The plots in his best work abound with questions of geography, how to get from here to there. “The Transporter,” “Cellular” and “Crank” are all premised on a race against time, whether he’s tasked with breaking up a human trafficking ring, handling a kidnapping or finding a cure for an exotic poison. The action in all three is based on navigating urban spaces and improvising ways to keep moving at all costs. Such improvisation leads to some of the most imaginative action scenes in recent years — think of the oil slick brawl in the first “Transporter,” where Frank Martin douses himself in crude to slide away from his pursuers, or the mall chase in “Crank,” where Chelios wedges his car into an escalator and surfs it to the next floor. Statham isn’t the protagonist in “Cellular,” but he still manages to wheel through Santa Monica, snatching kids along the way. When asked how he’d describe “Crank,” Statham said, “”Run, run, fucking run. I do not stop. Well, that’s what the movie’s about.” It’s also a concise description of his entire output.

These ingenious set pieces were conceived by different directors, but the characters’ improvisatory spirit is similar. Whether it’s the balletic, over-the-top combat of fight choreographer/director Cory Yuen (“The Transporter”), or the straight-ahead brawling lensed by Mark Neveldine and Brian Taylor (“Crank”), Statham is great at conveying a fighter’s thought process. In “The Transporter,” Frank is a calm surveyor, so Statham plays him ramrod straight and narrow-eyed, exhibiting mulish determination in the most absurd of fight scenes, turning coconuts into boxing gloves and deploying a fire hose as a kick to the crotch. He walks with a tightly wound spring in his step, every sinew straining to be provoked. Obsessed with order and the principles of his job, his gestures are precise, his fights mathematical problems to be solved.

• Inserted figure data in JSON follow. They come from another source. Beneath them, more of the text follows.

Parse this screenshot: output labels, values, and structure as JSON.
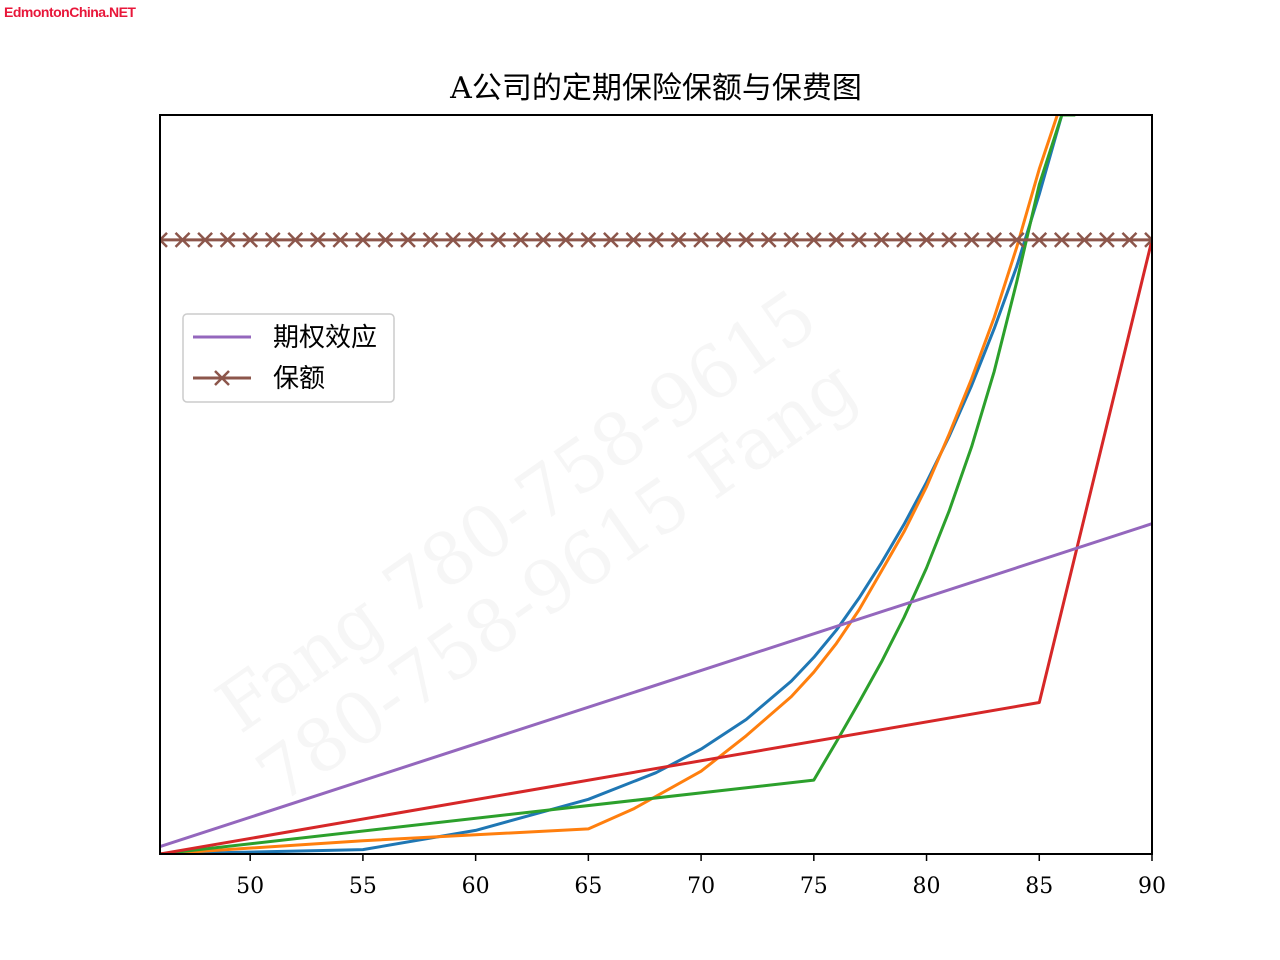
{
  "site_logo": "EdmontonChina.NET",
  "watermarks": [
    "Fang 780-758-9615",
    "780-758-9615 Fang"
  ],
  "chart_data": {
    "type": "line",
    "title": "A公司的定期保险保额与保费图",
    "xlabel": "",
    "ylabel": "",
    "xlim": [
      46,
      90
    ],
    "ylim": [
      0,
      100
    ],
    "x_ticks": [
      50,
      55,
      60,
      65,
      70,
      75,
      80,
      85,
      90
    ],
    "y_ticks": [],
    "grid": false,
    "legend_position": "upper-left",
    "series": [
      {
        "color": "#1f77b4",
        "x": [
          46,
          55,
          60,
          65,
          68,
          70,
          72,
          74,
          75,
          76,
          77,
          78,
          79,
          80,
          81,
          82,
          83,
          84,
          85,
          86
        ],
        "y": [
          0,
          0.6,
          3.2,
          7.4,
          11,
          14.2,
          18.2,
          23.4,
          26.6,
          30.3,
          34.6,
          39.4,
          44.6,
          50.3,
          56.5,
          63.4,
          71.1,
          79.5,
          89.3,
          100
        ]
      },
      {
        "color": "#ff7f0e",
        "x": [
          46,
          55,
          65,
          67,
          70,
          72,
          74,
          75,
          76,
          77,
          78,
          79,
          80,
          81,
          82,
          83,
          84,
          85,
          85.8
        ],
        "y": [
          0,
          1.8,
          3.4,
          6.1,
          11.2,
          16,
          21.3,
          24.6,
          28.5,
          33,
          38.3,
          43.6,
          49.7,
          56.8,
          64.3,
          72.6,
          82.1,
          92.7,
          100
        ]
      },
      {
        "color": "#2ca02c",
        "x": [
          46,
          75,
          76,
          77,
          78,
          79,
          80,
          81,
          82,
          83,
          84,
          85,
          86,
          86.6
        ],
        "y": [
          0,
          10,
          15.2,
          20.5,
          26,
          32,
          38.7,
          46.4,
          55.1,
          65.3,
          77.4,
          90.6,
          100,
          100
        ]
      },
      {
        "color": "#d62728",
        "x": [
          46,
          85,
          90
        ],
        "y": [
          0,
          20.5,
          83.1
        ]
      },
      {
        "name": "期权效应",
        "color": "#9467bd",
        "x": [
          46,
          90
        ],
        "y": [
          1,
          44.7
        ]
      },
      {
        "name": "保额",
        "color": "#8c564b",
        "marker": "x",
        "x": [
          46,
          47,
          48,
          49,
          50,
          51,
          52,
          53,
          54,
          55,
          56,
          57,
          58,
          59,
          60,
          61,
          62,
          63,
          64,
          65,
          66,
          67,
          68,
          69,
          70,
          71,
          72,
          73,
          74,
          75,
          76,
          77,
          78,
          79,
          80,
          81,
          82,
          83,
          84,
          85,
          86,
          87,
          88,
          89,
          90
        ],
        "y": [
          83.1,
          83.1,
          83.1,
          83.1,
          83.1,
          83.1,
          83.1,
          83.1,
          83.1,
          83.1,
          83.1,
          83.1,
          83.1,
          83.1,
          83.1,
          83.1,
          83.1,
          83.1,
          83.1,
          83.1,
          83.1,
          83.1,
          83.1,
          83.1,
          83.1,
          83.1,
          83.1,
          83.1,
          83.1,
          83.1,
          83.1,
          83.1,
          83.1,
          83.1,
          83.1,
          83.1,
          83.1,
          83.1,
          83.1,
          83.1,
          83.1,
          83.1,
          83.1,
          83.1,
          83.1
        ]
      }
    ]
  }
}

“Crank”‘s Chelios is Frank’s inverse: a frantic, dissolute jokester assassin, his face plastered with a dour smirk. Injected with a poisonous “Beijing cocktail,” the only thing that can delay its deadly business is a constant flow of adrenaline, an ingenious bit of self-reflexive plotting where action is an end in itself — the perfect expression of the Statham persona. In a cannonball of a performance, he blasts through Los Angeles, snorting nasal spray, injecting epinephrine and slamming his hand in a waffle iron, always on the edge of cracking up.

It’s a brilliant piece of slapstick, epitomized when he asks his cabbie to jack up the radio when “Achy Breaky Heart” hits the airwaves, and fruitlessly shudders to the music, trying to mosh in the backseat to release those precious endorphins. Whimpering the lyrics to stay alive, he cuts a pathetic figure, and along with exhibiting his sly, self-deprecating sense of humor, Statham introduces an unexpected note of melancholy. In the midst of a madcap hospital break-in, his face ashes upon entering an aged man’s deathbed, recognizing the decay in himself, echoed later in the exquisitely surreal final shot, calling his girlfriend one last time as he falls, incredibly slowly, to his death (although he’ll revive in time for the sequel, due next year).

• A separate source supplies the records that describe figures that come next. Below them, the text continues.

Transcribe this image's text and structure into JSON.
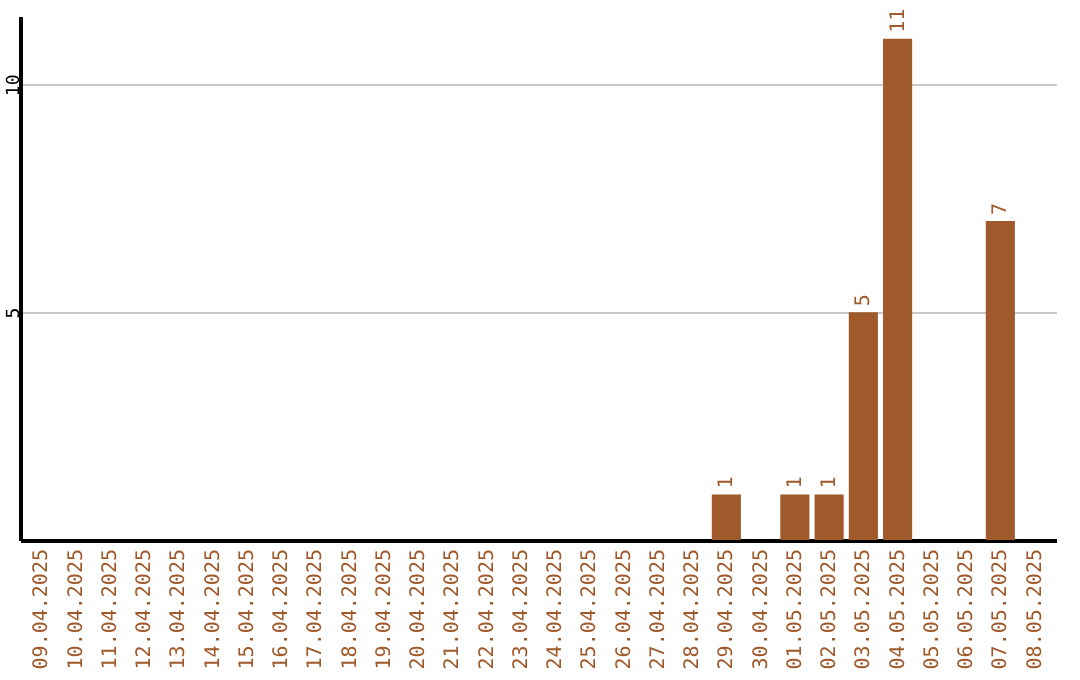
{
  "chart_data": {
    "type": "bar",
    "categories": [
      "09.04.2025",
      "10.04.2025",
      "11.04.2025",
      "12.04.2025",
      "13.04.2025",
      "14.04.2025",
      "15.04.2025",
      "16.04.2025",
      "17.04.2025",
      "18.04.2025",
      "19.04.2025",
      "20.04.2025",
      "21.04.2025",
      "22.04.2025",
      "23.04.2025",
      "24.04.2025",
      "25.04.2025",
      "26.04.2025",
      "27.04.2025",
      "28.04.2025",
      "29.04.2025",
      "30.04.2025",
      "01.05.2025",
      "02.05.2025",
      "03.05.2025",
      "04.05.2025",
      "05.05.2025",
      "06.05.2025",
      "07.05.2025",
      "08.05.2025"
    ],
    "values": [
      null,
      null,
      null,
      null,
      null,
      null,
      null,
      null,
      null,
      null,
      null,
      null,
      null,
      null,
      null,
      null,
      null,
      null,
      null,
      null,
      1,
      null,
      1,
      1,
      5,
      11,
      null,
      null,
      7,
      null
    ],
    "color": "#a0592a",
    "ylim": [
      0,
      11.5
    ],
    "yticks": [
      5,
      10
    ],
    "grid": "y",
    "data_labels": true
  }
}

With this year’s “The Bank Job” and “Death Race,” Statham continues to explore the melancholic and anti-heroic contours of his persona. He’s a blue-collar guy in both films (shady car dealer and factory worker), inadvertently roped into a criminal conspiracy that he must stubbornly unravel, through heists and (of course) murderous demolition derbies. His Terry Leather in “The Bank Job” is a low-life striver who engages in a subtle minuet of longing and retreat with the local femme fatale, consisting of a few passing glances in the midst of the post-heist intrigues. It’s a resourceful, solid turn, and another example of the remarkable continuity and elasticity of Statham’s performances, which are slowly testing his typecast boundaries by introducing mortal thoughts and flickers of romance into his overarching professional obsessions.